The particular realisation of this experiment is that \(t=45\).

In fact, \(H_0\) states that our statistics is distributed according to the distribution with the parameter \(p=0.5\) and \(H_1\) that our statistics is distributed according to distribution with some other value of the parameter. So if we assume that \(H_0\) is true, then it turns out that \(t\sim B(0.5, 100)\).

Density function for \(B(0.5,100)\) is plotted below. So the most possible number is somewhere around 50.

import numpy as np
import matplotlib.pyplot as plt
from scipy.stats import binom

N = 100
n_pos = 45
F_H0 = binom(p=0.5, n=N)
N_pos_available = np.arange(0, 101, 1)
probabilities = F_H0.pmf(N_pos_available)

plt.bar(N_pos_available, probabilities)
plt.axvline(45, color="red");plt.axvline(55, color="red")
plt.xlabel("Number of edges (t)")
plt.ylabel("Probability")
plt.legend(["t=45 or t=55"])
plt.show()
../../_images/1e6cd575cfa6dc7111d66c38cfdcffc27c62b349dd914b6317cd63d0dd0571ff.png

Is \(t=45\) a possible value for these conditions? Actually, we didn’t really care that \(t\) took a value smaller than the most expected, we only cared that it shouldn’t be too different from the most expected \(50\).

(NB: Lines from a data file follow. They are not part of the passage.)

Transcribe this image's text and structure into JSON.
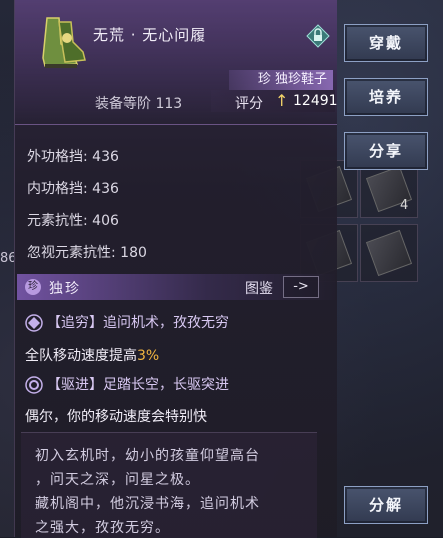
{
  "item": {
    "name": "无荒 · 无心问履",
    "rarity_tag": "珍 独珍鞋子",
    "gear_level": "装备等阶 113",
    "score_label": "评分",
    "score_value": "12491"
  },
  "stats": [
    {
      "text": "外功格挡: 436"
    },
    {
      "text": "内功格挡: 436"
    },
    {
      "text": "元素抗性: 406"
    },
    {
      "text": "忽视元素抗性: 180"
    }
  ],
  "rarity": {
    "badge": "珍",
    "name": "独珍",
    "atlas_label": "图鉴",
    "atlas_button": "->"
  },
  "skills": [
    {
      "title": "【追穷】追问机术，孜孜无穷",
      "desc_prefix": "全队移动速度提高",
      "desc_highlight": "3%",
      "icon": "diamond-skill-icon"
    },
    {
      "title": "【驱进】足踏长空，长驱突进",
      "desc_prefix": "偶尔，你的移动速度会特别快",
      "desc_highlight": "",
      "icon": "swirl-skill-icon"
    }
  ],
  "lore": [
    "初入玄机时，幼小的孩童仰望高台",
    "，问天之深，问星之极。",
    "藏机阁中，他沉浸书海，追问机术",
    "之强大，孜孜无穷。"
  ],
  "buttons": {
    "equip": "穿戴",
    "cultivate": "培养",
    "share": "分享",
    "dismantle": "分解"
  },
  "misc": {
    "left_number": "86",
    "slot_count": "4"
  },
  "colors": {
    "highlight": "#f0b640",
    "score_arrow": "#f3d46a",
    "rarity_purple": "#b89ae0"
  }
}
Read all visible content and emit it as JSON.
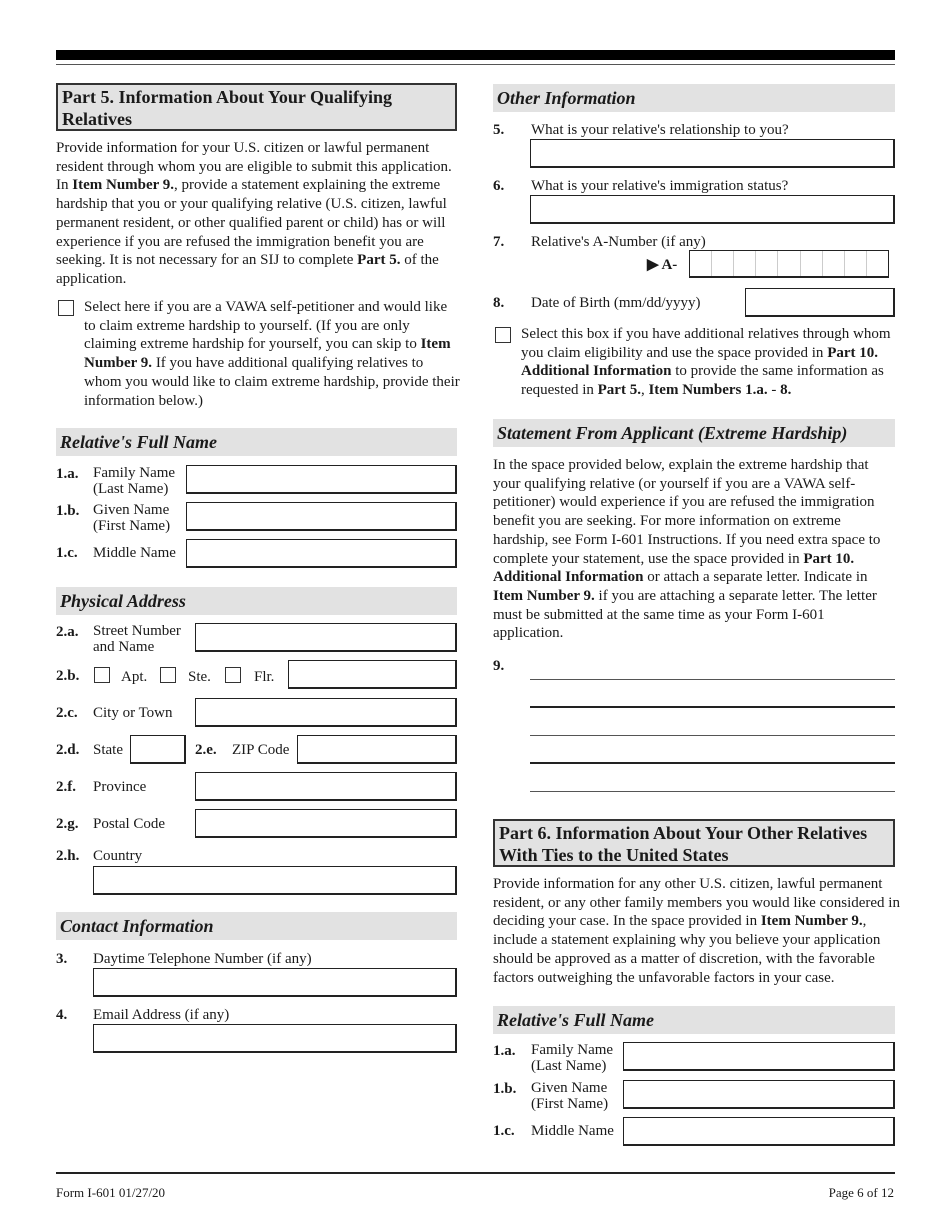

So the correct question here is how likely are the values 45 and less or 55 and more?

We can express these probability:

$\(P(T\leq 45|H_0) + P(T \geq 55 | H_0)=2P(T\leq 45|H_0)=2F_{B(0.5, 100)}(45)\)$.

Where \(F_{B(0.5,100)}(x)\) - cumulative distribution function of the binomial distribution corresponding to \(H_0\).

So we expressed the probability that this or an even less likely event could have occurred. Question changes again: Are we happy with this probability?

For this case it took value:

2*binom(p=0.5, n=N).cdf(45)
0.36820161732669576

This means that in ~37 cases out of 100, it’s OK to have a deviation from the most likely value equal to or greater than 45.

We can compute such range of values of \(t\) that we need to understand as possiible. We need to choose significance level - the proportion of cases we are willing to accept as probable for the null hypothesis. So if the event can occur 5 times out of 100, that means we have to choose a significance level of \(5\%\).

As a result, we need to construct such an interval in which the measured value of the metric in question appears in \(95\%\) of the cases. For this case such interval can be written as \([F^{-1}_{B(0.5,100)}(0.025); F^{-1}_{B(0.5,100)}(0.975)]\).

Where \(F^{-1}_{B(0.5,100)}(p)\) - inverse cumulative distribution for distribution under consideration. So for our case it can be computed with the following code:

print(
    "range from",
    binom(p=0.5, n=N).ppf(0.025), "to", 
    binom(p=0.5, n=N).ppf(0.975)
)
range from 40.0 to 60.0

So any case where we have less than 40 and more than 60 edges in 100 throws is so unlikely that we can’t believe it’s random and have to reject \(H_0\).